O currículo deve ser flexível suficientemente para responder às necessidades de todos os alunos. Não deve, portanto, ser prescrito rigidamente a nível nacional ou central. Currículos inclusivos são construídos de forma flexível para permitir não somente adaptações e desenvolvimentos em nível da escola, mas também adaptações e modificações para atender às necessidades individuais dos alunos e aos estilos de trabalho próprios de cada professor. Uma questão chave para formuladores de políticas educacionais é como permitir às escolas que modifiquem seus currículos para atender às necessidades individuais de cada aluno, e como encorajar esse enfoque.

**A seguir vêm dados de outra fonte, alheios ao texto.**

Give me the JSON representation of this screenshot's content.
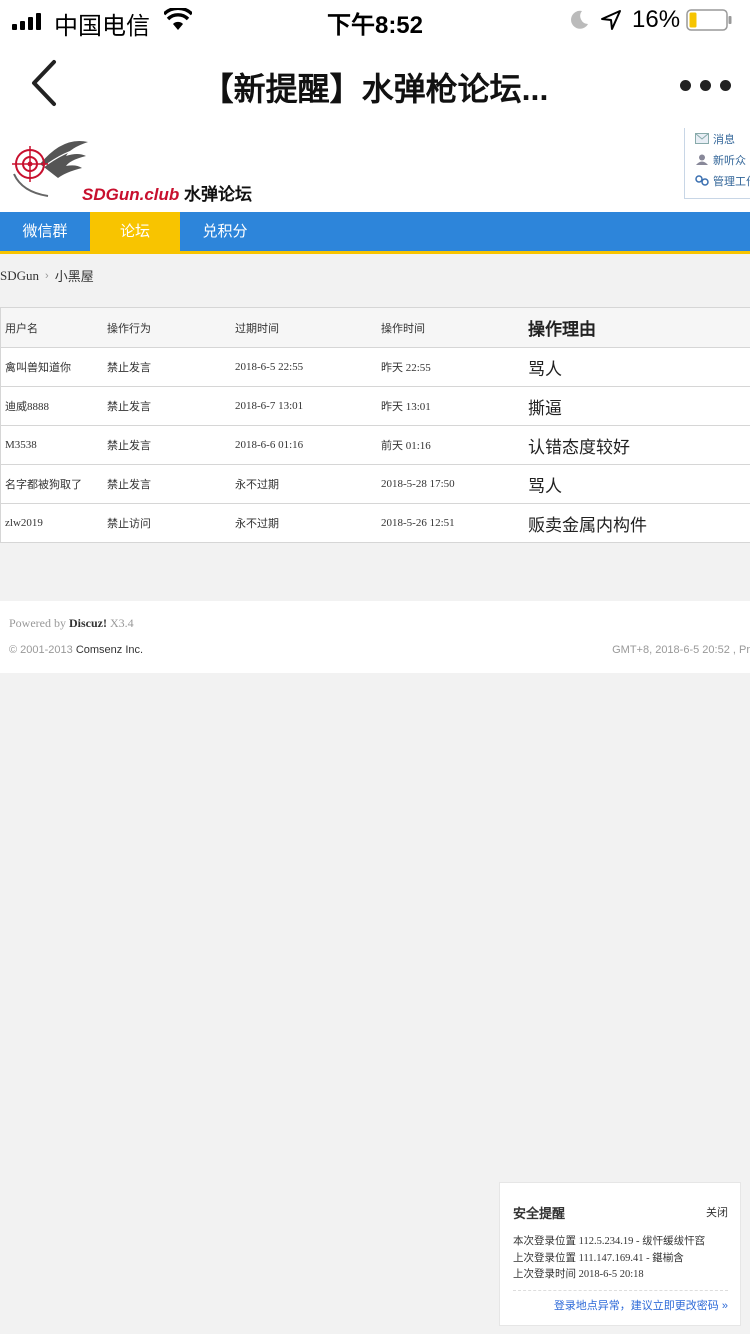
{
  "status_bar": {
    "carrier": "中国电信",
    "time": "下午8:52",
    "battery": "16%"
  },
  "nav": {
    "title": "【新提醒】水弹枪论坛..."
  },
  "forum_header": {
    "logo_text_red": "SDGun.club",
    "logo_text_black": "水弹论坛",
    "user_links": [
      "消息",
      "新听众",
      "管理工作"
    ]
  },
  "tabs": [
    {
      "label": "微信群",
      "active": false
    },
    {
      "label": "论坛",
      "active": true
    },
    {
      "label": "兑积分",
      "active": false
    }
  ],
  "breadcrumb": {
    "home": "SDGun",
    "current": "小黑屋"
  },
  "table": {
    "headers": [
      "用户名",
      "操作行为",
      "过期时间",
      "操作时间",
      "操作理由"
    ],
    "rows": [
      [
        "禽叫兽知道你",
        "禁止发言",
        "2018-6-5 22:55",
        "昨天 22:55",
        "骂人"
      ],
      [
        "迪威8888",
        "禁止发言",
        "2018-6-7 13:01",
        "昨天 13:01",
        "撕逼"
      ],
      [
        "M3538",
        "禁止发言",
        "2018-6-6 01:16",
        "前天 01:16",
        "认错态度较好"
      ],
      [
        "名字都被狗取了",
        "禁止发言",
        "永不过期",
        "2018-5-28 17:50",
        "骂人"
      ],
      [
        "zlw2019",
        "禁止访问",
        "永不过期",
        "2018-5-26 12:51",
        "贩卖金属内构件"
      ]
    ]
  },
  "footer": {
    "powered_prefix": "Powered by",
    "powered_brand": "Discuz!",
    "powered_version": "X3.4",
    "copyright_prefix": "© 2001-2013",
    "copyright_company": "Comsenz Inc.",
    "gmt": "GMT+8, 2018-6-5 20:52 , Pr"
  },
  "notice": {
    "title": "安全提醒",
    "close": "关闭",
    "lines": [
      "本次登录位置 112.5.234.19 - 绂忓缓绂忓窞",
      "上次登录位置 111.147.169.41 - 鍖椾含",
      "上次登录时间 2018-6-5 20:18"
    ],
    "link": "登录地点异常，建议立即更改密码 »"
  },
  "colors": {
    "tab_bar": "#2d85da",
    "tab_active": "#f8c400",
    "link_blue": "#2d6ad8",
    "logo_red": "#c8102e"
  }
}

Currículos mais inclusivos trazem consideráveis demandas sobre os professores. Eles têm que se envolver, em nível local, no desenvolvimento curricular e estar capacitados para fazer adaptações curriculares em suas próprias classes. Além disso, eles têm que dar conta de uma complexa série de atividades na sala de aula; ter habilidade para planejar a participação de todos os alunos; e saber como dar suporte à aprendizagem de seus alunos, sem lhes fornecer respostas predeterminadas. Também têm que compreender como trabalhar fora das fronteiras tradicionais das disciplinas escolares, de forma culturalmente sensível e relevante.

Currículos rígidos e carregados em conteúdos são geralmente a maior causa de segregação e exclusão. O desenvolvimento de um currículo inclusivo é, sem dúvida, o fator mais importante para se alcançar uma educação inclusiva.